Sembrano le sfumature dell'arcobaleno, ma sono soltanto i cartelli che indicano i percorsi. Se ne stanno poggiati a terra. Ogni autista, a inizio turno, ne prende uno e lo posiziona sul cruscotto del pullman. Qualcuno è messo meglio, qualcun altro cade a pezzi.
Franco preferisce tacere sul cognome. Ha iniziato il turno alle sei del mattino ed è rimasto con le mani in mano perché l'autobus destinato alla tratta Andreotta Cosenza era in riparazione: «Cosenza è l'unica città d'Italia dove le persone viaggiano gratis, perché sugli autobus mancano le obliteratrici. Sono stanco di questa situazione ma, se andassi in pensione adesso, mi darebbero una miseria».
Luca Russo è ancora giovane. In testa, il pensiero fisso del mutuo e dei bambini lasciati a casa. Sembra andare di fretta, afferra da terra il cartello azzurro "circolare veloce", lo sistema al solito posto, mette in moto e se ne va. Chissà quante cose non dette, quanti timori, quanta rabbia nascosta. E quel futuro immaginato nei particolari, che adesso minaccia di venire giù come un castello di sabbia sotto onde tempestose.

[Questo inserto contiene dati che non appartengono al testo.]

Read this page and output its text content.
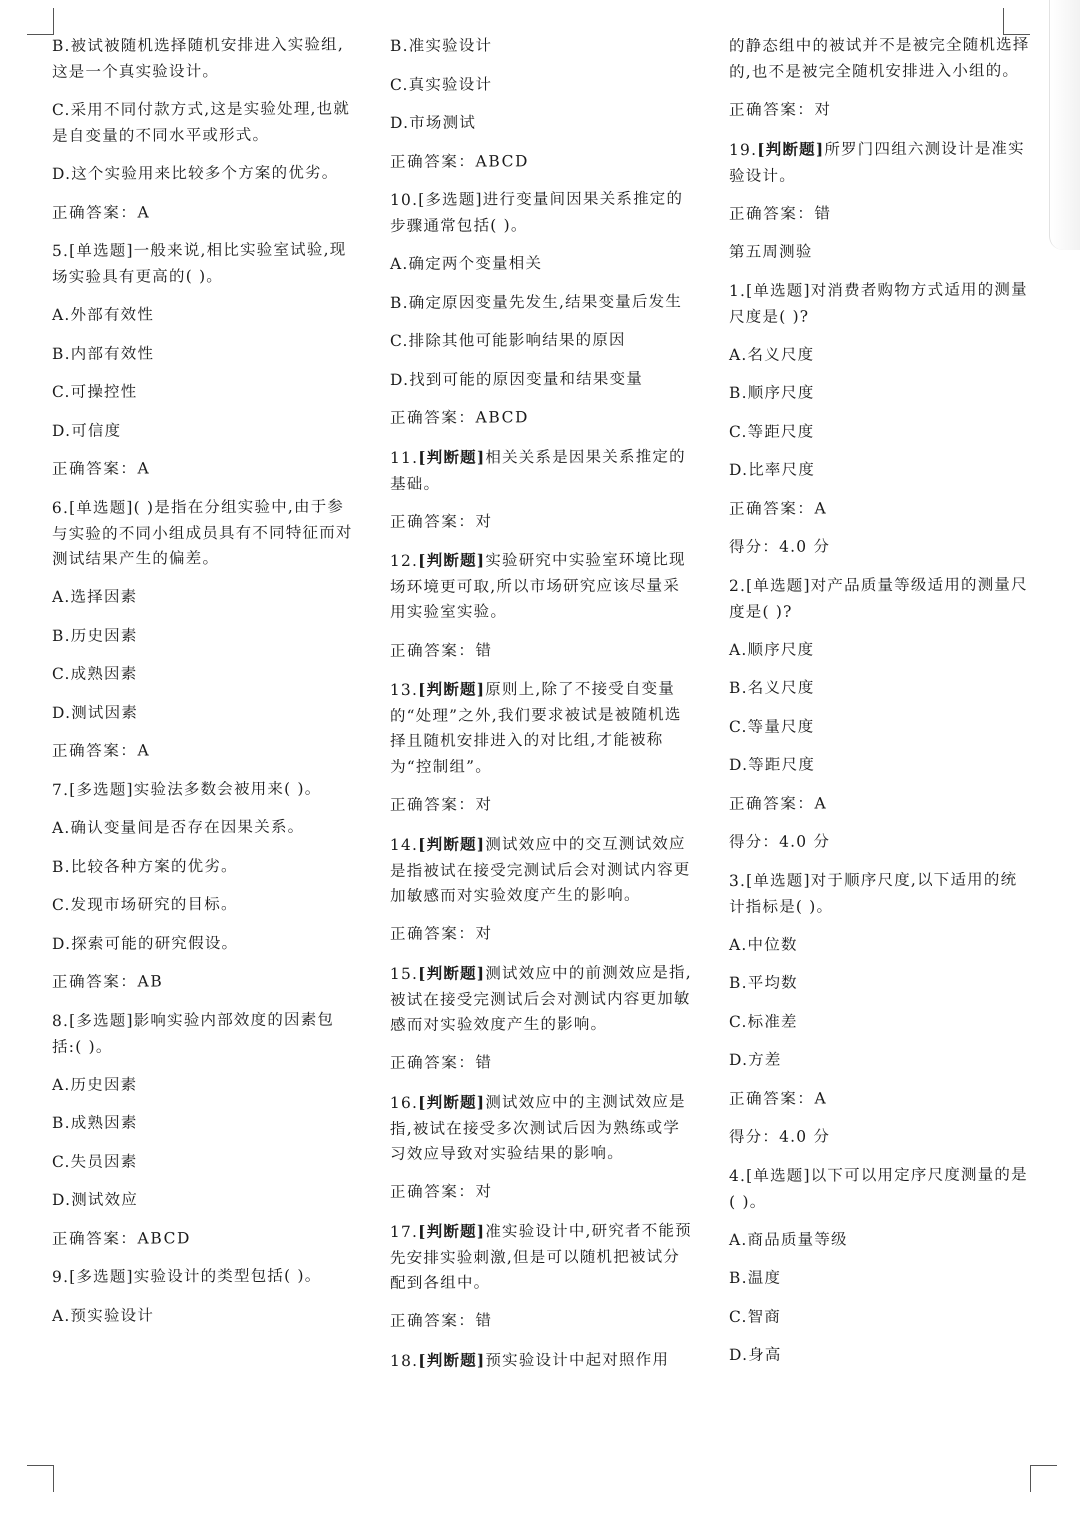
B.被试被随机选择随机安排进入实验组,这是一个真实验设计。

C.采用不同付款方式,这是实验处理,也就是自变量的不同水平或形式。

D.这个实验用来比较多个方案的优劣。

正确答案：A

5.[单选题]一般来说,相比实验室试验,现场实验具有更高的( )。

A.外部有效性

B.内部有效性

C.可操控性

D.可信度

正确答案：A

6.[单选题]( )是指在分组实验中,由于参与实验的不同小组成员具有不同特征而对测试结果产生的偏差。

A.选择因素

B.历史因素

C.成熟因素

D.测试因素

正确答案：A

7.[多选题]实验法多数会被用来( )。

A.确认变量间是否存在因果关系。

B.比较各种方案的优劣。

C.发现市场研究的目标。

D.探索可能的研究假设。

正确答案：AB

8.[多选题]影响实验内部效度的因素包括:( )。

A.历史因素

B.成熟因素

C.失员因素

D.测试效应

正确答案：ABCD

9.[多选题]实验设计的类型包括( )。

A.预实验设计

B.准实验设计

C.真实验设计

D.市场测试

正确答案：ABCD

10.[多选题]进行变量间因果关系推定的步骤通常包括( )。

A.确定两个变量相关

B.确定原因变量先发生,结果变量后发生

C.排除其他可能影响结果的原因

D.找到可能的原因变量和结果变量

正确答案：ABCD

11.[判断题]相关关系是因果关系推定的基础。

正确答案：对

12.[判断题]实验研究中实验室环境比现场环境更可取,所以市场研究应该尽量采用实验室实验。

正确答案：错

13.[判断题]原则上,除了不接受自变量的“处理”之外,我们要求被试是被随机选择且随机安排进入的对比组,才能被称为“控制组”。

正确答案：对

14.[判断题]测试效应中的交互测试效应是指被试在接受完测试后会对测试内容更加敏感而对实验效度产生的影响。

正确答案：对

15.[判断题]测试效应中的前测效应是指,被试在接受完测试后会对测试内容更加敏感而对实验效度产生的影响。

正确答案：错

16.[判断题]测试效应中的主测试效应是指,被试在接受多次测试后因为熟练或学习效应导致对实验结果的影响。

正确答案：对

17.[判断题]准实验设计中,研究者不能预先安排实验刺激,但是可以随机把被试分配到各组中。

正确答案：错

18.[判断题]预实验设计中起对照作用

的静态组中的被试并不是被完全随机选择的,也不是被完全随机安排进入小组的。

正确答案：对

19.[判断题]所罗门四组六测设计是准实验设计。

正确答案：错

第五周测验

1.[单选题]对消费者购物方式适用的测量尺度是( )?

A.名义尺度

B.顺序尺度

C.等距尺度

D.比率尺度

正确答案：A

得分：4.0 分

2.[单选题]对产品质量等级适用的测量尺度是( )?

A.顺序尺度

B.名义尺度

C.等量尺度

D.等距尺度

正确答案：A

得分：4.0 分

3.[单选题]对于顺序尺度,以下适用的统计指标是( )。

A.中位数

B.平均数

C.标准差

D.方差

正确答案：A

得分：4.0 分

4.[单选题]以下可以用定序尺度测量的是( )。

A.商品质量等级

B.温度

C.智商

D.身高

Tommaso si fa largo nell'ampio spiazzale. Quando, nel 2020, Amaco ha deciso di esternalizzare il servizio, l'azienda "Top Drive" l'ha mandato qui da Catanzaro a svolgere il lavoro di capofficina. «Il mio titolare mi controlla ogni dieci minuti per telefono. Questo autobus (e ne indica uno col motore acceso) è pronto a partire da un pezzo, ma nessuno viene a chiedere conto del perché non sia ancora uscito. Se il pubblico non funziona, forse un motivo c'è». Poi si allontana e cerca di riportare in vita un vecchio pullman a gasolio che l'Atam di Reggio Calabria ha messo a disposizione dell'Amaco: «È stato immatricolato nel lontano 2002. Andrebbe bene soltanto come mezzo sostitutivo, invece finora è stato utilizzato per le corse giornaliere».
Al secondo piano del palazzone famoso per la sua facciata gialla, il direttore di Amaco Francesco La Valle sfoglia le diciotto pagine della sentenza della Corte di Appello senza troppa meraviglia: «Purtroppo sapevo che sarebbe finita in questo modo».
Preferisce non scendere nei dettagli, ma una cosa la dice: «Alla luce del fallimento, per i prossimi cinque anni, il Comune di Cosenza non potrà creare una nuova società che si occupi del trasporto pubblico in città». Disdetti tutti gli impegni, il direttore La Valle lunedì prossimo sarà presente alla riunione d'urgenza convocata dal sindaco Franz Caruso. «I lavoratori devono sapere che sono al loro fianco. Lo scriva, per favore». Il giudice delegato ha autorizzato la prosecuzione d'impresa fino al prossimo mese di settembre. Il resto si vedrà.